Don't Use Large Mini-Batches, Use Local SGD
Tao Lin, Sebastian U. Stich, Kumar Kshitij Patel, Martin Jaggi
TL;DR
The paper tackles the generalization gap observed when scaling stochastic gradient methods with very large mini-batches in distributed deep learning. It proposes local SGD and a two-phase variant called post-local SGD, plus hierarchical local SGD for heterogeneous systems, to balance computation and communication while preserving or enhancing generalization. Empirical results across CIFAR, ImageNet, and language modeling show that local SGD improves time-to-accuracy and that post-local SGD closes the large-batch generalization gap, often outperforming small and large-batch baselines. The work also provides insights into why these methods generalize better, linking local updates to structured stochastic noise and flatter minima, with practical benefits for scalable, communication-efficient distributed training. Overall, the approach offers a principled route to scalable, generalizable distributed learning without resorting to excessively small batches or ad-hoc tuning.
Abstract
Mini-batch stochastic gradient methods (SGD) are state of the art for distributed training of deep neural networks.
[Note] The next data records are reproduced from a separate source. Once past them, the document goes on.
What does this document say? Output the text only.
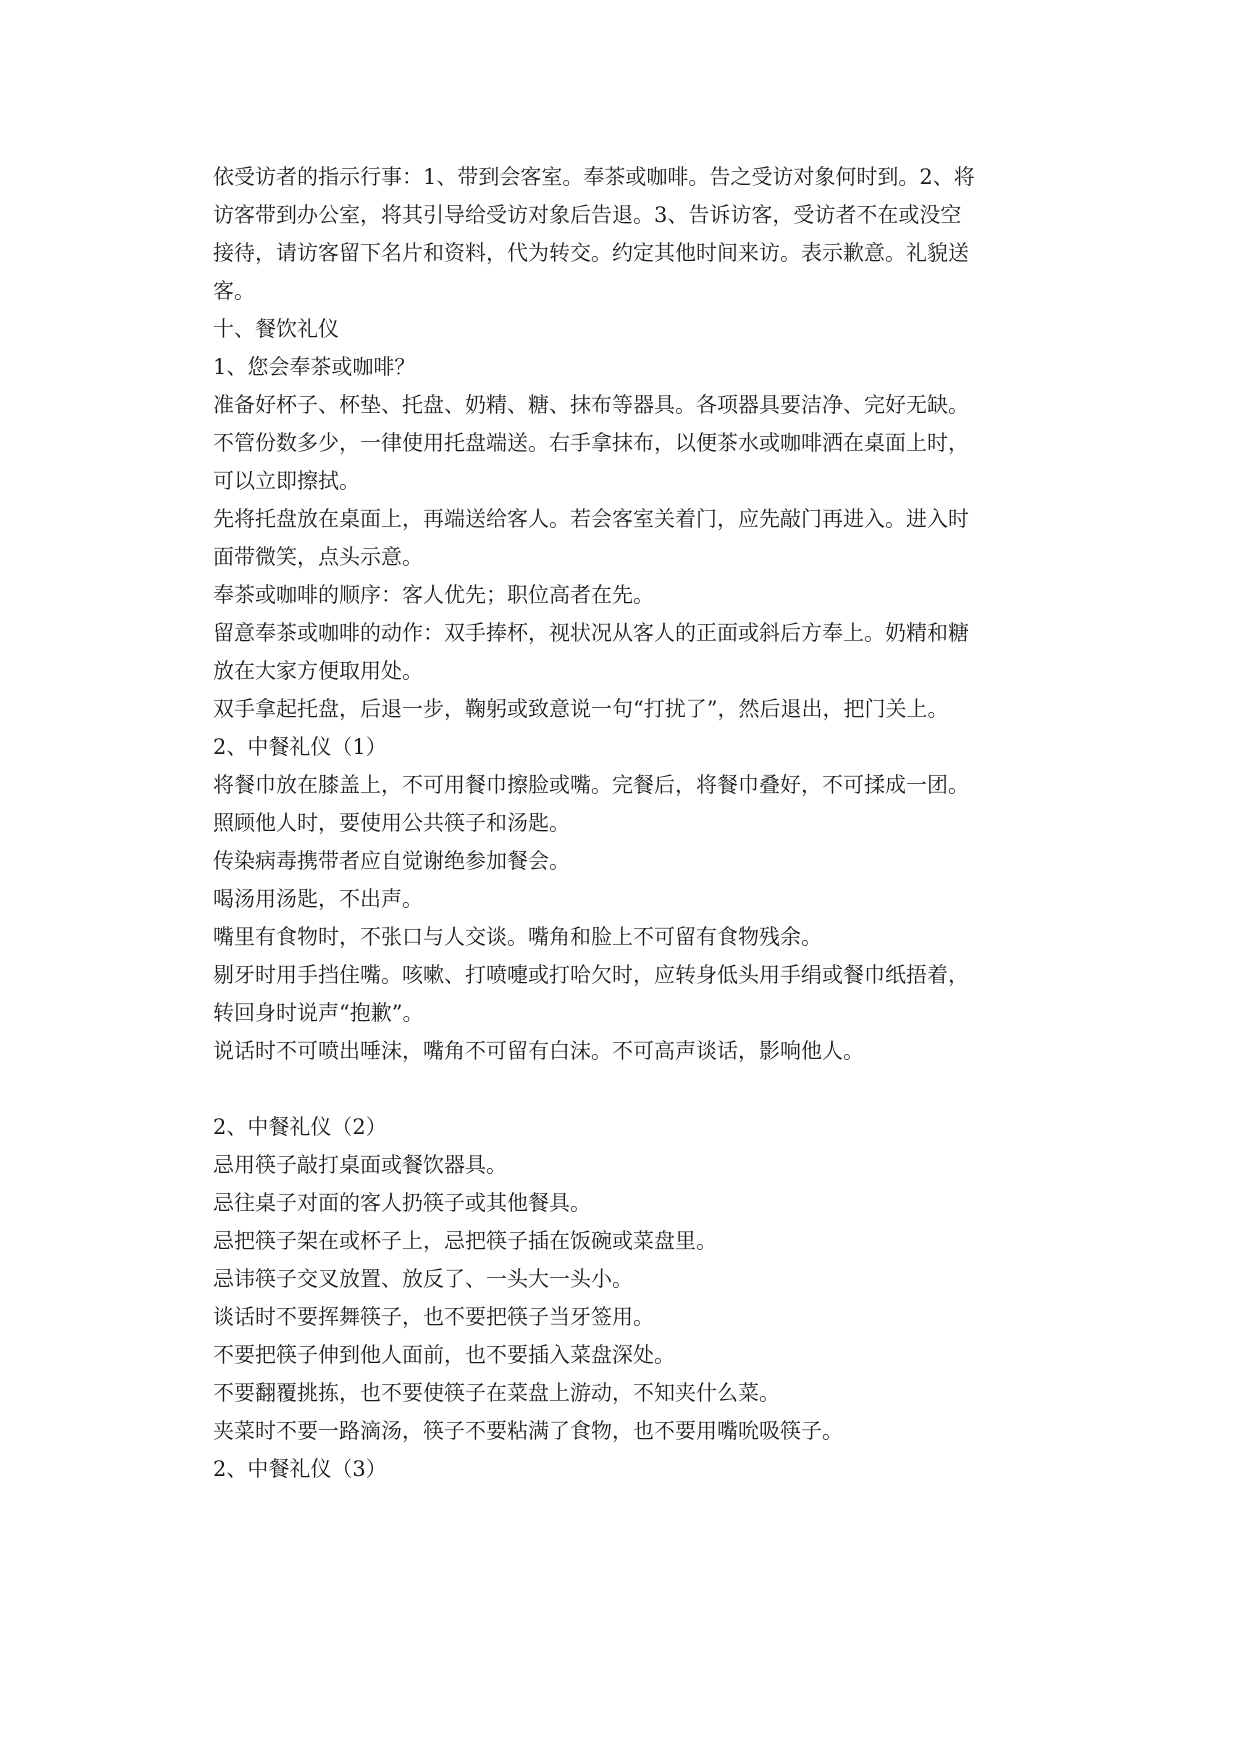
依受访者的指示行事：1、带到会客室。奉茶或咖啡。告之受访对象何时到。2、将
访客带到办公室，将其引导给受访对象后告退。3、告诉访客，受访者不在或没空
接待，请访客留下名片和资料，代为转交。约定其他时间来访。表示歉意。礼貌送
客。
十、餐饮礼仪
1、您会奉茶或咖啡？
准备好杯子、杯垫、托盘、奶精、糖、抹布等器具。各项器具要洁净、完好无缺。
不管份数多少，一律使用托盘端送。右手拿抹布，以便茶水或咖啡洒在桌面上时，
可以立即擦拭。
先将托盘放在桌面上，再端送给客人。若会客室关着门，应先敲门再进入。进入时
面带微笑，点头示意。
奉茶或咖啡的顺序：客人优先；职位高者在先。
留意奉茶或咖啡的动作：双手捧杯，视状况从客人的正面或斜后方奉上。奶精和糖
放在大家方便取用处。
双手拿起托盘，后退一步，鞠躬或致意说一句“打扰了”，然后退出，把门关上。
2、中餐礼仪（1）
将餐巾放在膝盖上，不可用餐巾擦脸或嘴。完餐后，将餐巾叠好，不可揉成一团。
照顾他人时，要使用公共筷子和汤匙。
传染病毒携带者应自觉谢绝参加餐会。
喝汤用汤匙，不出声。
嘴里有食物时，不张口与人交谈。嘴角和脸上不可留有食物残余。
剔牙时用手挡住嘴。咳嗽、打喷嚏或打哈欠时，应转身低头用手绢或餐巾纸捂着，
转回身时说声“抱歉”。
说话时不可喷出唾沫，嘴角不可留有白沫。不可高声谈话，影响他人。
2、中餐礼仪（2）
忌用筷子敲打桌面或餐饮器具。
忌往桌子对面的客人扔筷子或其他餐具。
忌把筷子架在或杯子上，忌把筷子插在饭碗或菜盘里。
忌讳筷子交叉放置、放反了、一头大一头小。
谈话时不要挥舞筷子，也不要把筷子当牙签用。
不要把筷子伸到他人面前，也不要插入菜盘深处。
不要翻覆挑拣，也不要使筷子在菜盘上游动，不知夹什么菜。
夹菜时不要一路滴汤，筷子不要粘满了食物，也不要用嘴吮吸筷子。
2、中餐礼仪（3）
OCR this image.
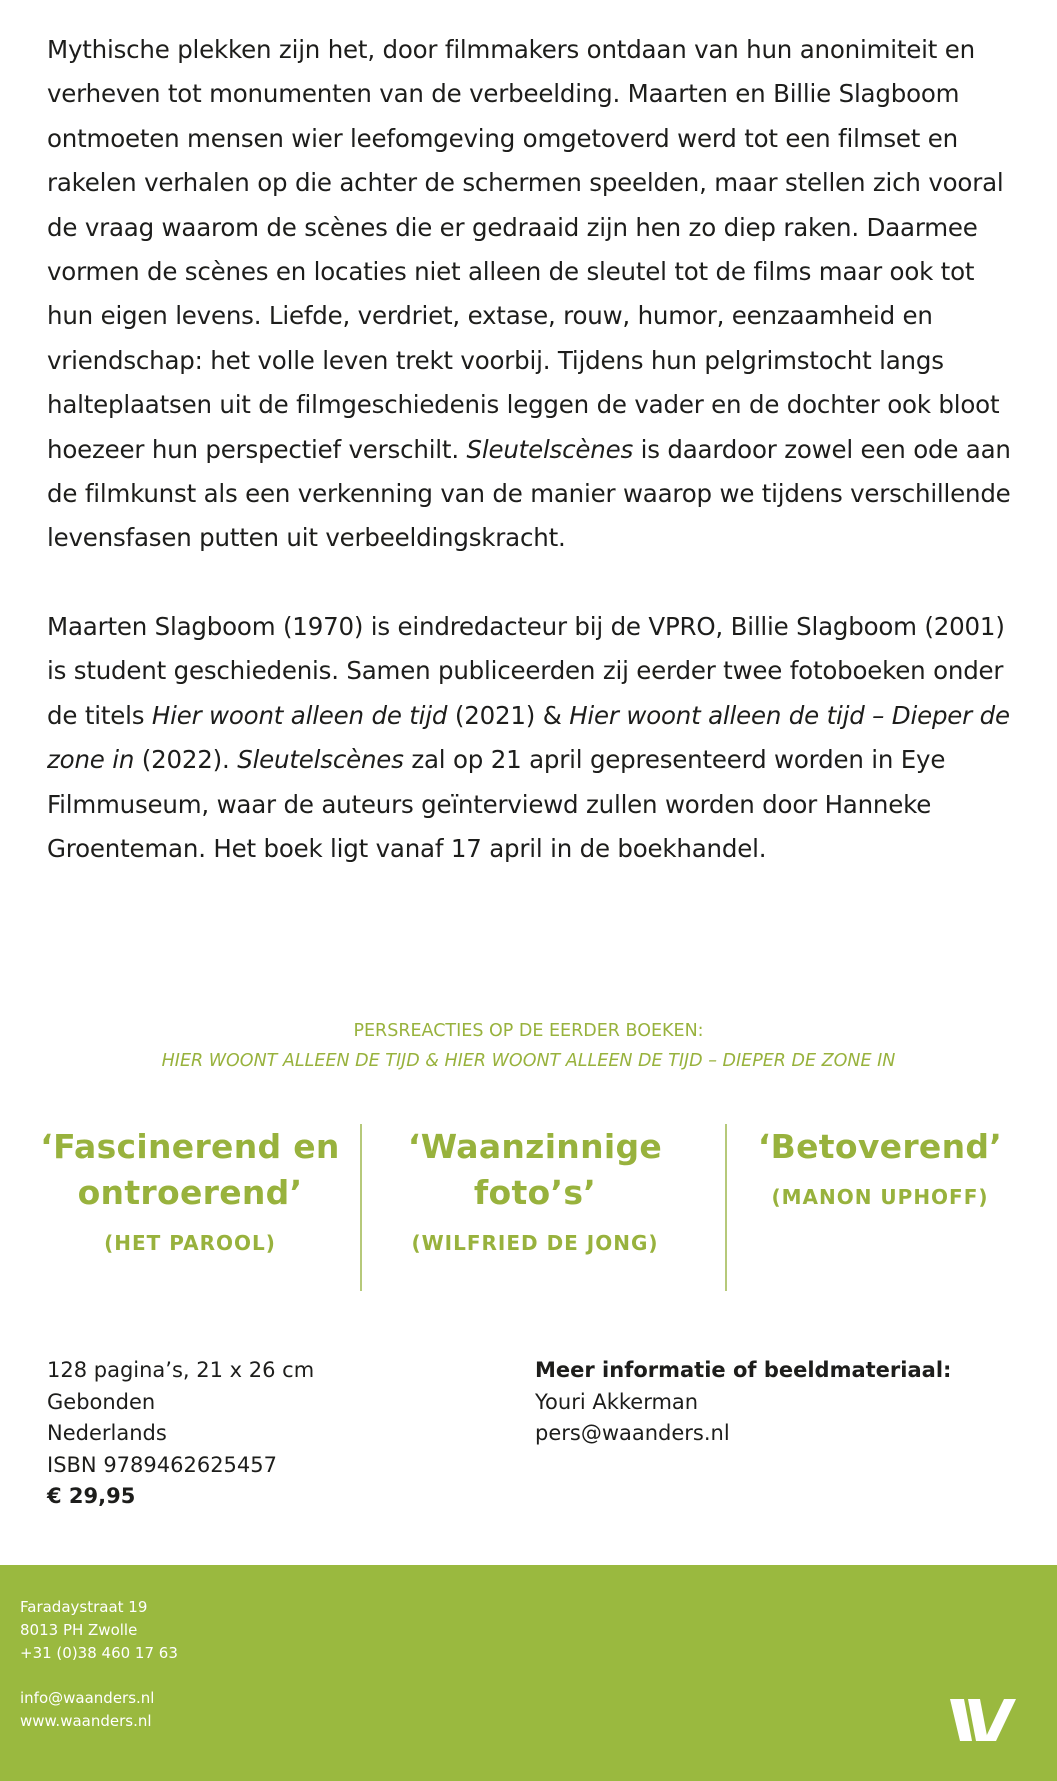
Mythische plekken zijn het, door filmmakers ontdaan van hun anonimiteit en verheven tot monumenten van de verbeelding. Maarten en Billie Slagboom ontmoeten mensen wier leefomgeving omgetoverd werd tot een filmset en rakelen verhalen op die achter de schermen speelden, maar stellen zich vooral de vraag waarom de scènes die er gedraaid zijn hen zo diep raken. Daarmee vormen de scènes en locaties niet alleen de sleutel tot de films maar ook tot hun eigen levens. Liefde, verdriet, extase, rouw, humor, eenzaamheid en vriendschap: het volle leven trekt voorbij. Tijdens hun pelgrimstocht langs halteplaatsen uit de filmgeschiedenis leggen de vader en de dochter ook bloot hoezeer hun perspectief verschilt. Sleutelscènes is daardoor zowel een ode aan de filmkunst als een verkenning van de manier waarop we tijdens verschillende levensfasen putten uit verbeeldingskracht.

Maarten Slagboom (1970) is eindredacteur bij de VPRO, Billie Slagboom (2001) is student geschiedenis. Samen publiceerden zij eerder twee fotoboeken onder de titels Hier woont alleen de tijd (2021) & Hier woont alleen de tijd – Dieper de zone in (2022). Sleutelscènes zal op 21 april gepresenteerd worden in Eye Filmmuseum, waar de auteurs geïnterviewd zullen worden door Hanneke Groenteman. Het boek ligt vanaf 17 april in de boekhandel.

PERSREACTIES OP DE EERDER BOEKEN:
HIER WOONT ALLEEN DE TIJD & HIER WOONT ALLEEN DE TIJD – DIEPER DE ZONE IN
‘Fascinerend en ontroerend’
(HET PAROOL)
‘Waanzinnige foto’s’
(WILFRIED DE JONG)
‘Betoverend’
(MANON UPHOFF)
128 pagina’s, 21 x 26 cm
Gebonden
Nederlands
ISBN 9789462625457
€ 29,95
Meer informatie of beeldmateriaal:
Youri Akkerman
pers@waanders.nl
Faradaystraat 19
8013 PH Zwolle
+31 (0)38 460 17 63
info@waanders.nl
www.waanders.nl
Drastic increases in the mini-batch sizes have lead to key efficiency and scalability gains in recent years. However, progress faces a major roadblock, as models trained with large batches often do not generalize well, i.e. they do not show good accuracy on new data. As a remedy, we propose a \emph{post-local} SGD and show that it significantly improves the generalization performance compared to large-batch training on standard benchmarks while enjoying the same efficiency (time-to-accuracy) and scalability. We further provide an extensive study of the communication efficiency vs. performance trade-offs associated with a host of \emph{local SGD} variants.